Details, Details

During a disaster recovery exercise, database pilot fish discovers there's a government requirement that this sickness and accident data be retained for 40 years. No problem, he's told, the actual tapes of the old data are stored off-site. "Checking further, I found the tapes in question were seven-track tapes," fish says. "So I asked, 'Do we have a seven-track tape drive to read them with?' It took only a few weeks to locate and renovate a drive to transfer them to nine-track tape and microfiche."


The update you sent crashed the servers, remote site admin tells pilot fish. No problem, fish tells him; just copy the files that were changed from one of your working systems to the failing one. I can't, admin says -- I don't have any working systems. "When he applied that software to the first machine, it failed," says fish. "So he tried the next machine and so on until he had no more working machines. He kept thinking that the next time it might work."

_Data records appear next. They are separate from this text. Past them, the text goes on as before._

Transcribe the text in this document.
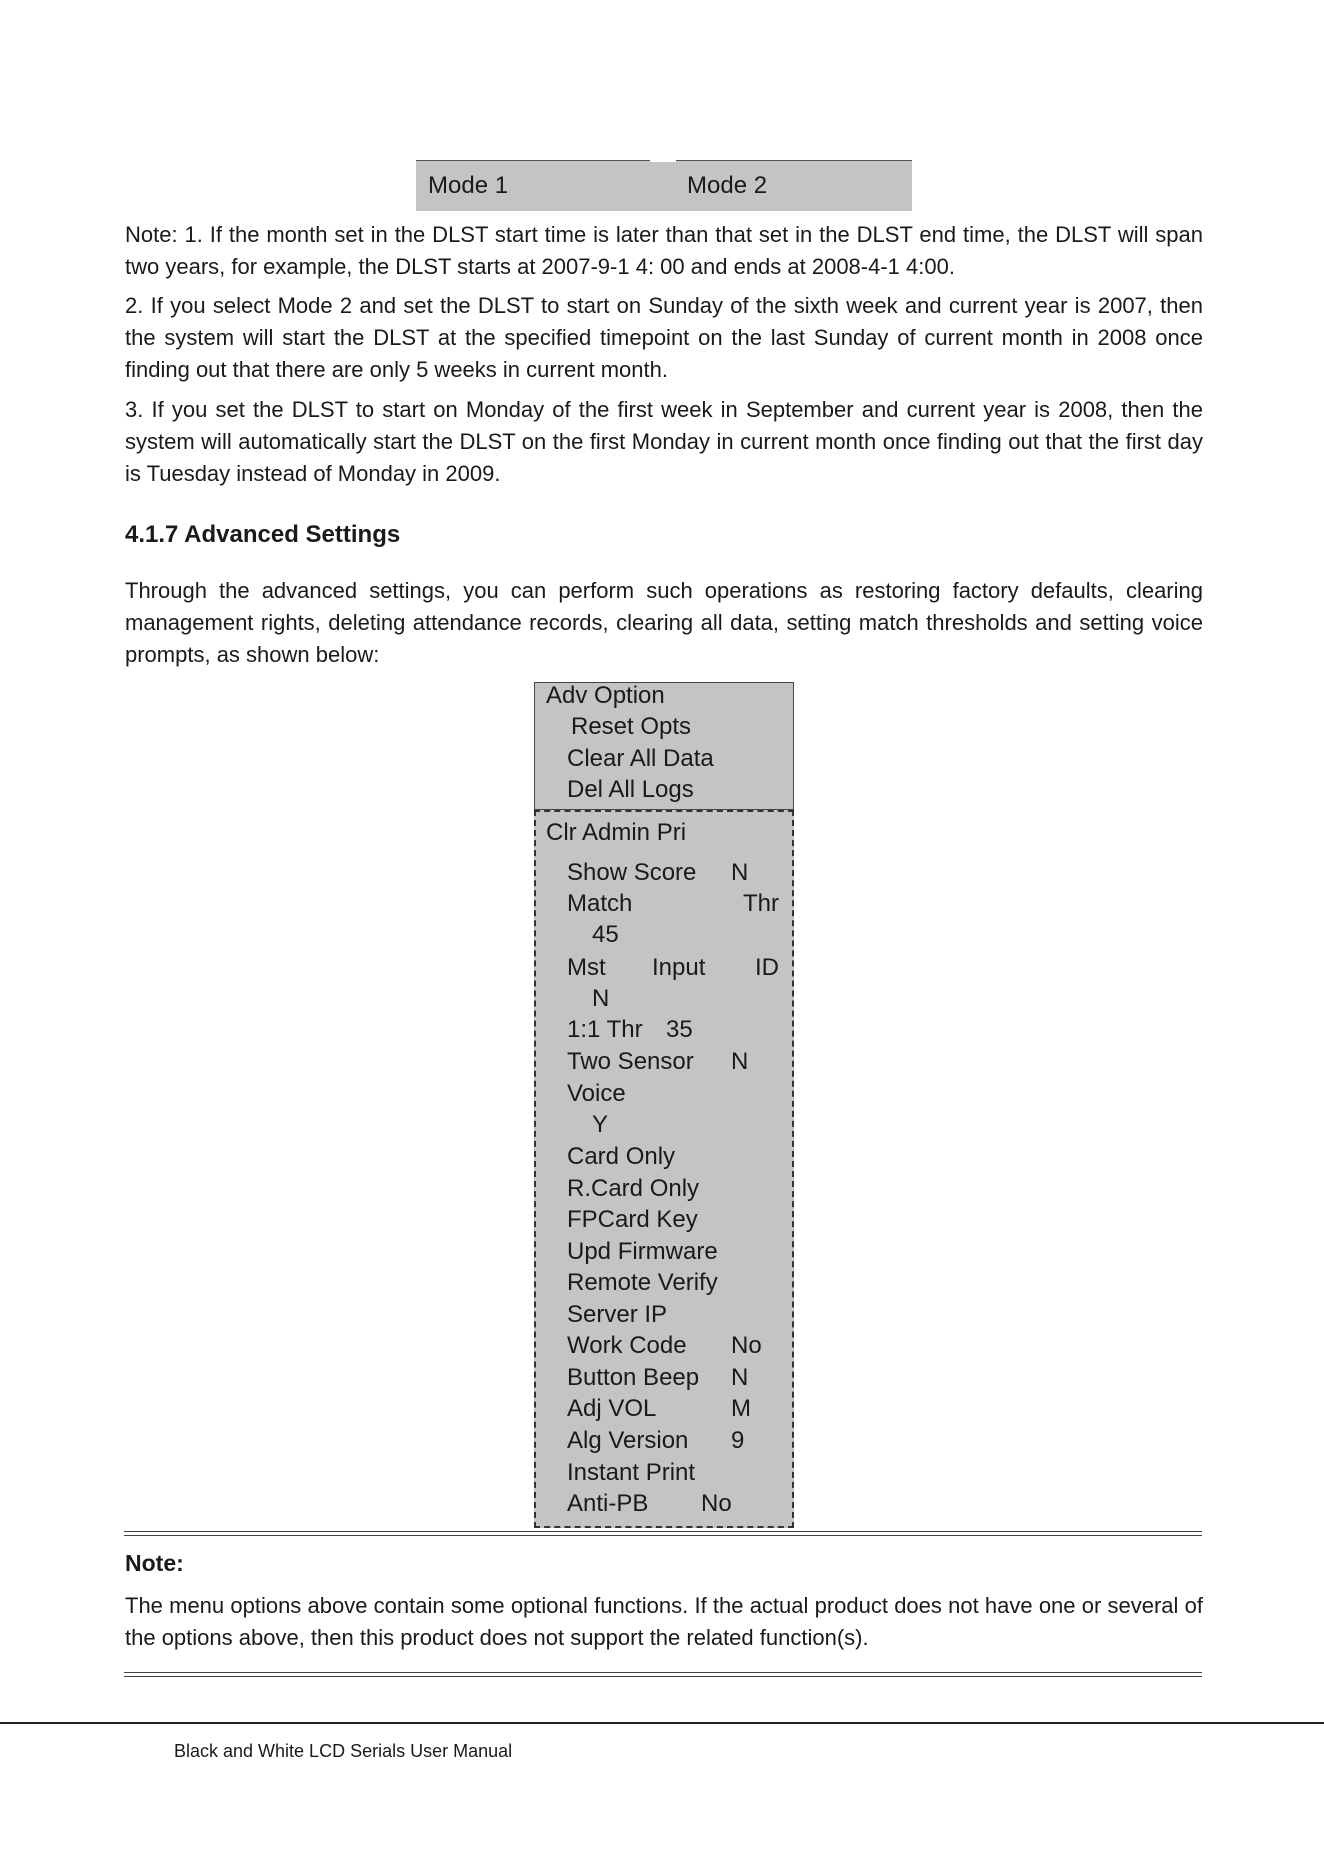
Mode 1	Mode 2

Note: 1. If the month set in the DLST start time is later than that set in the DLST end time, the DLST will span two years, for example, the DLST starts at 2007-9-1 4: 00 and ends at 2008-4-1 4:00.

2. If you select Mode 2 and set the DLST to start on Sunday of the sixth week and current year is 2007, then the system will start the DLST at the specified timepoint on the last Sunday of current month in 2008 once finding out that there are only 5 weeks in current month.

3. If you set the DLST to start on Monday of the first week in September and current year is 2008, then the system will automatically start the DLST on the first Monday in current month once finding out that the first day is Tuesday instead of Monday in 2009.

4.1.7 Advanced Settings

Through the advanced settings, you can perform such operations as restoring factory defaults, clearing management rights, deleting attendance records, clearing all data, setting match thresholds and setting voice prompts, as shown below:

Adv Option
Reset Opts
Clear All Data
Del All Logs
Clr Admin Pri
Show Score N
Match	Thr
45
Mst Input ID
N
1:1 Thr 35
Two Sensor N
Voice
Y
Card Only
R.Card Only
FPCard Key
Upd Firmware
Remote Verify
Server IP
Work Code No
Button Beep N
Adj VOL	M
Alg Version 9
Instant Print
Anti-PB No
Note:

The menu options above contain some optional functions. If the actual product does not have one or several of the options above, then this product does not support the related function(s).

Black and White LCD Serials User Manual
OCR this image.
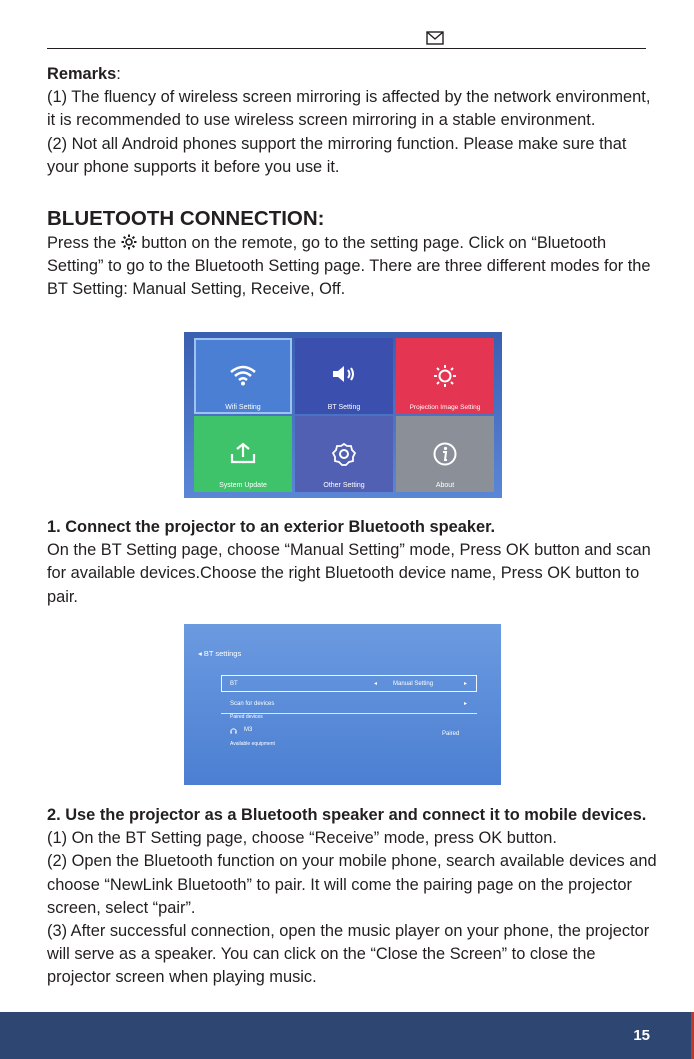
Remarks:

(1) The fluency of wireless screen mirroring is affected by the network environment, it is recommended to use wireless screen mirroring in a stable environment.

(2) Not all Android phones support the mirroring function. Please make sure that your phone supports it before you use it.

BLUETOOTH CONNECTION:

Press the button on the remote, go to the setting page. Click on “Bluetooth Setting” to go to the Bluetooth Setting page. There are three different modes for the BT Setting: Manual Setting, Receive, Off.

Wifi Setting	BT Setting	Projection Image Setting
System Update	Other Setting	About

1. Connect the projector to an exterior Bluetooth speaker.

On the BT Setting page, choose “Manual Setting” mode, Press OK button and scan for available devices.Choose the right Bluetooth device name, Press OK button to pair.

◂ BT settings
BT	◂	Manual Setting	▸
Scan for devices	▸
Paired devices
M3
Paired
Available equipment

2. Use the projector as a Bluetooth speaker and connect it to mobile devices.

(1) On the BT Setting page, choose “Receive” mode, press OK button.

(2) Open the Bluetooth function on your mobile phone, search available devices and choose “NewLink Bluetooth” to pair. It will come the pairing page on the projector screen, select “pair”.

(3) After successful connection, open the music player on your phone, the projector will serve as a speaker. You can click on the “Close the Screen” to close the projector screen when playing music.

15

Oh, Didn't I Mention That?

This police department pilot fish sets up a script to send time sheets to city hall at noon three days before each payday. But the payroll clerk complains three weeks in a row that the file wasn't sent. Fish can't find the problem, but he notices the third voice-mail complaint was left at 11:43 a.m. "She told me that she and the chief decided the time sheets should arrive at 10 a.m., not noon," says fish. "And asked if I would change the time it was set to send."

How Small Are They?

This company is growing, but its offices aren't, says a pilot fish who works there. But the senior VP of IT has answers. When a director complains new cubicles are so small that some employees have trouble fitting through the entrances, VP suggests dieting. Another director adds that the cubes are so small, monitors have to be lifted over the wall to be installed. VP's answer: "Start ordering smaller monitors."

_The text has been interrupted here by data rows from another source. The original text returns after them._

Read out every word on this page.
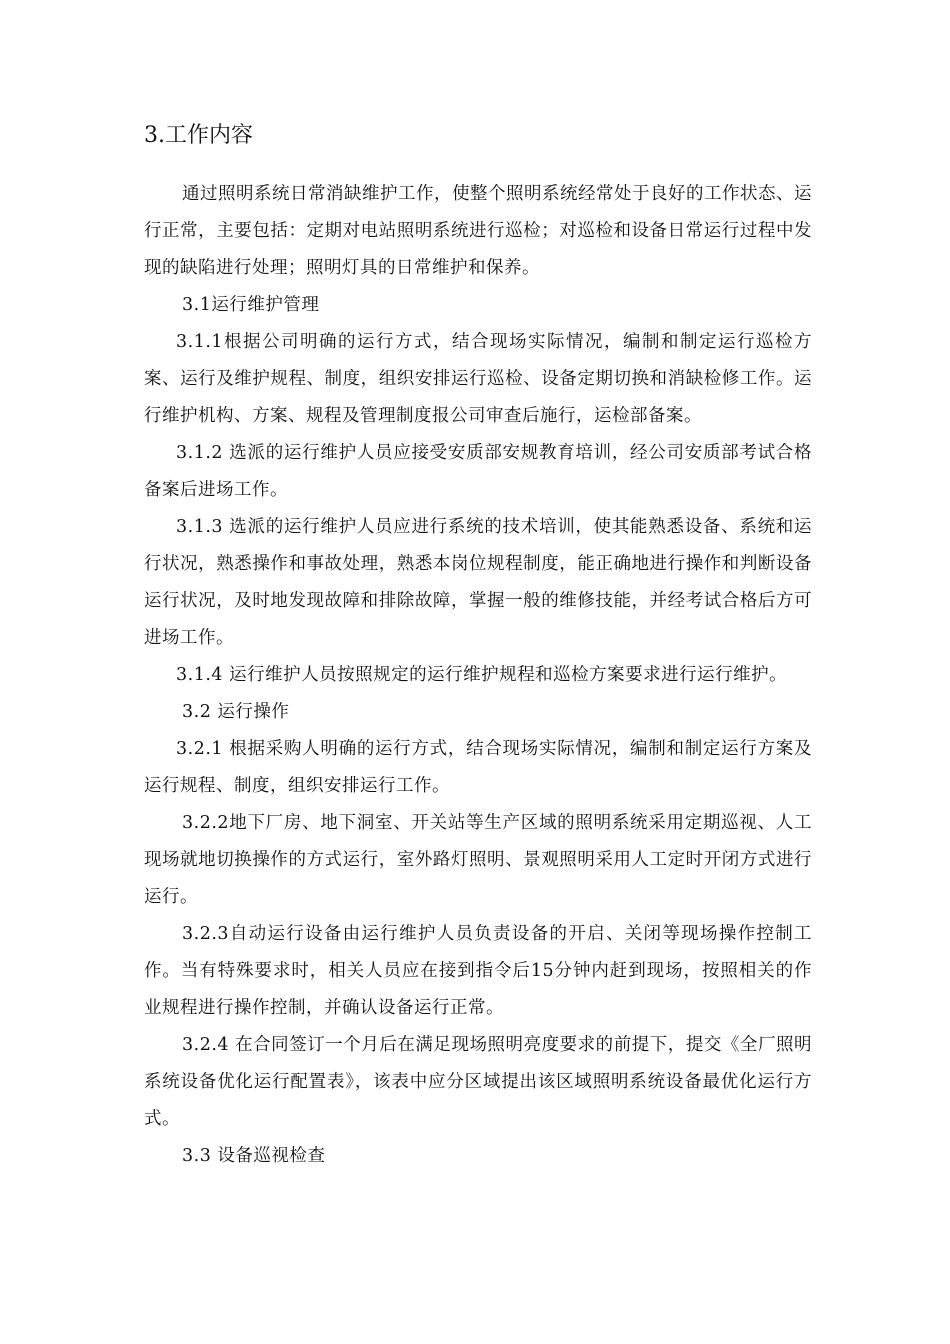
3.工作内容

通过照明系统日常消缺维护工作，使整个照明系统经常处于良好的工作状态、运行正常，主要包括：定期对电站照明系统进行巡检；对巡检和设备日常运行过程中发现的缺陷进行处理；照明灯具的日常维护和保养。

3.1运行维护管理

3.1.1根据公司明确的运行方式，结合现场实际情况，编制和制定运行巡检方案、运行及维护规程、制度，组织安排运行巡检、设备定期切换和消缺检修工作。运行维护机构、方案、规程及管理制度报公司审查后施行，运检部备案。

3.1.2 选派的运行维护人员应接受安质部安规教育培训，经公司安质部考试合格备案后进场工作。

3.1.3 选派的运行维护人员应进行系统的技术培训，使其能熟悉设备、系统和运行状况，熟悉操作和事故处理，熟悉本岗位规程制度，能正确地进行操作和判断设备运行状况，及时地发现故障和排除故障，掌握一般的维修技能，并经考试合格后方可进场工作。

3.1.4 运行维护人员按照规定的运行维护规程和巡检方案要求进行运行维护。

3.2 运行操作

3.2.1 根据采购人明确的运行方式，结合现场实际情况，编制和制定运行方案及运行规程、制度，组织安排运行工作。

3.2.2地下厂房、地下洞室、开关站等生产区域的照明系统采用定期巡视、人工现场就地切换操作的方式运行，室外路灯照明、景观照明采用人工定时开闭方式进行运行。

3.2.3自动运行设备由运行维护人员负责设备的开启、关闭等现场操作控制工作。当有特殊要求时，相关人员应在接到指令后15分钟内赶到现场，按照相关的作业规程进行操作控制，并确认设备运行正常。

3.2.4 在合同签订一个月后在满足现场照明亮度要求的前提下，提交《全厂照明系统设备优化运行配置表》，该表中应分区域提出该区域照明系统设备最优化运行方式。

3.3 设备巡视检查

That Should Foil The Wily Hackers

This big company requires a password for sending data between Unix servers. "But our security group determined that using any normal tools to facilitate the transfer was a security risk," says IT pilot fish. The solution? Home-brew security automation. "Now hundreds of text files containing the unencrypted password are scattered across the network," fish sighs. "And it makes password changes an all-day affair. Talk about job security!"